Sleep Health | Sleep Review
While poor sleep has been linked to higher levels of stress during the COVID-19 pandemic, more teens actually received the recommended amount of sleep compared to pre-pandemic sleep patterns, according to a new study from McGill University. Changes to daily routines triggered by bans allowed teenagers to follow their biological impulse to wake up and fall asleep later, reducing daytime sleepiness.
The study, published in Child and Adolescent Psychiatry and Mental Health, examines pre-pandemic sleep behavior and stress during the COVID-19 pandemic. According to the researchers, promoting better sleep habits could help reduce teenagers’ stress levels and improve their ability to cope with crisis situations.
“The pandemic has shown that postponing back school could help and should be implemented by schools interested in supporting the mental health of their students,” says lead author Reut Gruber, PhD, Full Professor in McGill’s Department of Psychiatry University, na publication.
Reducing stress by promoting more sleep
During the pandemic, teenagers’ wake-up and sleep times shifted around two hours later. Many young people also slept longer and had less need to catch up on lost sleep on the weekend.
The elimination of the morning commute, delayed school start and the cancellation of extracurricular activities enabled teenagers to follow their “delayed biological rhythm” – or their natural tendency to wake up and go to bed later, the researchers explain.
These changes meant that teenagers had more “usable hours” during the week to do their homework and not have to miss out on sleep in order to fulfill their commitments during the week. Similar results were reported in several countries around the world during the COVID-19 pandemic.
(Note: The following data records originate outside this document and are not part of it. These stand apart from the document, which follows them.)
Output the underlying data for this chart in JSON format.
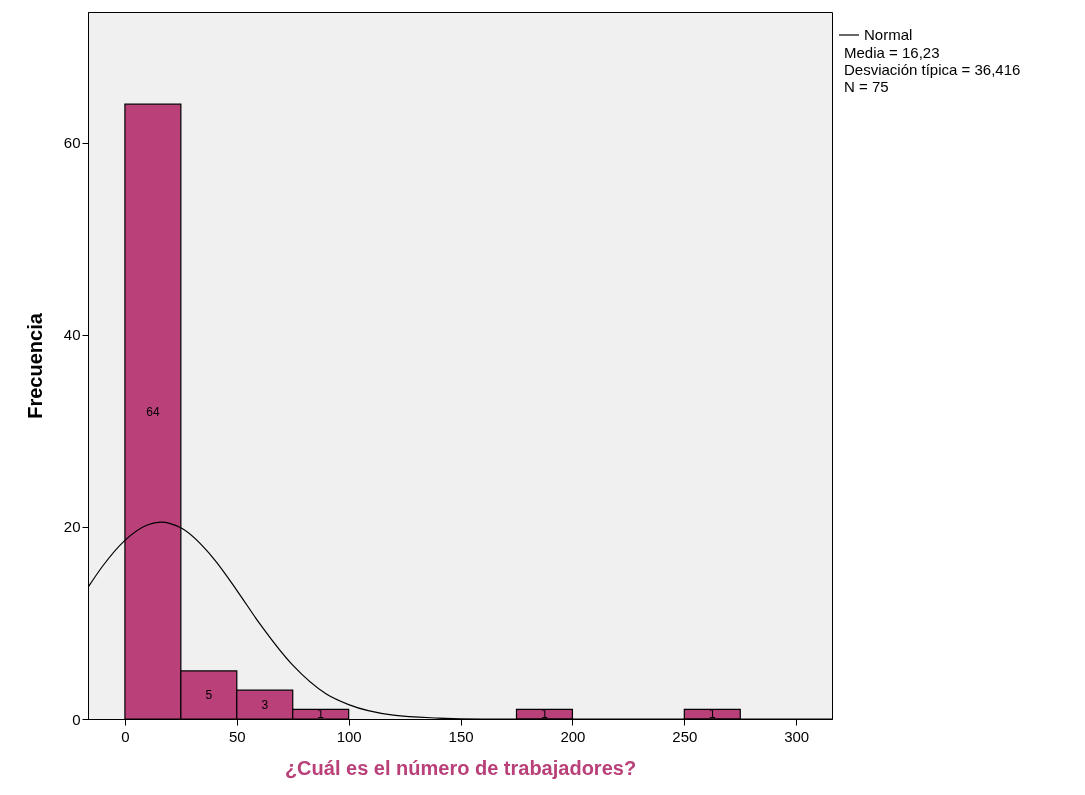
{
  "chart_data": {
    "type": "histogram",
    "xlabel": "¿Cuál es el número de trabajadores?",
    "ylabel": "Frecuencia",
    "bins": [
      0,
      25,
      50,
      75,
      100,
      125,
      150,
      175,
      200,
      225,
      250,
      275
    ],
    "values": [
      64,
      5,
      3,
      1,
      0,
      0,
      0,
      1,
      0,
      0,
      1
    ],
    "value_labels": [
      "64",
      "5",
      "3",
      "1",
      null,
      null,
      null,
      "1",
      null,
      null,
      "1"
    ],
    "color": "#b94079",
    "series": [
      {
        "type": "line",
        "name": "Normal",
        "color": "#000000",
        "x": [
          -16.5,
          -10,
          0,
          10,
          16,
          25,
          40,
          50,
          60,
          75,
          90,
          100,
          120,
          140,
          160,
          200,
          250,
          316
        ],
        "values": [
          13.7,
          15.9,
          18.6,
          20.2,
          20.5,
          19.9,
          16.6,
          13.4,
          10.0,
          5.6,
          2.6,
          1.5,
          0.4,
          0.1,
          0,
          0,
          0,
          0
        ]
      }
    ],
    "xlim": [
      -16.5,
      316
    ],
    "xticks": [
      0,
      50,
      100,
      150,
      200,
      250,
      300
    ],
    "ylim": [
      0,
      73.6
    ],
    "yticks": [
      0,
      20,
      40,
      60
    ],
    "grid": false,
    "legend": "top right",
    "annotations": [
      "Media = 16,23",
      "Desviación típica = 36,416",
      "N = 75"
    ]
  }
}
Less sleep combined with higher stress
The researchers found a link between the amount of sleep teenagers got before the pandemic and their perceived stress levels during the pandemic.
“A shorter sleep duration and a higher level of arousal before bed were associated with higher stress, while longer sleep and lower arousal before bed were associated with less stress,” says Gruber, who is also director of the attention, behavior and sleep laboratory at Douglas Research Center.
“The tendency for teenagers not to get enough sleep was a global problem even before the COVID-19 pandemic. It is now more important than ever to address the problem, ”said co-author Sujata Saha, principal of the Riverside School Board’s Heritage Regional High School, in a press release. “The pandemic has increased the level of insecurity and psychological stress around the world. Today’s heightened mental health challenges are predicted to continue well beyond the pandemic. “
“Not getting enough sleep and being overly stimulated before bed are bad habits that can be changed. We can address these behaviors with preventative measures to reduce teenagers’ stress in the face of overwhelming situations like the COVID-19 pandemic, ”says Gruber.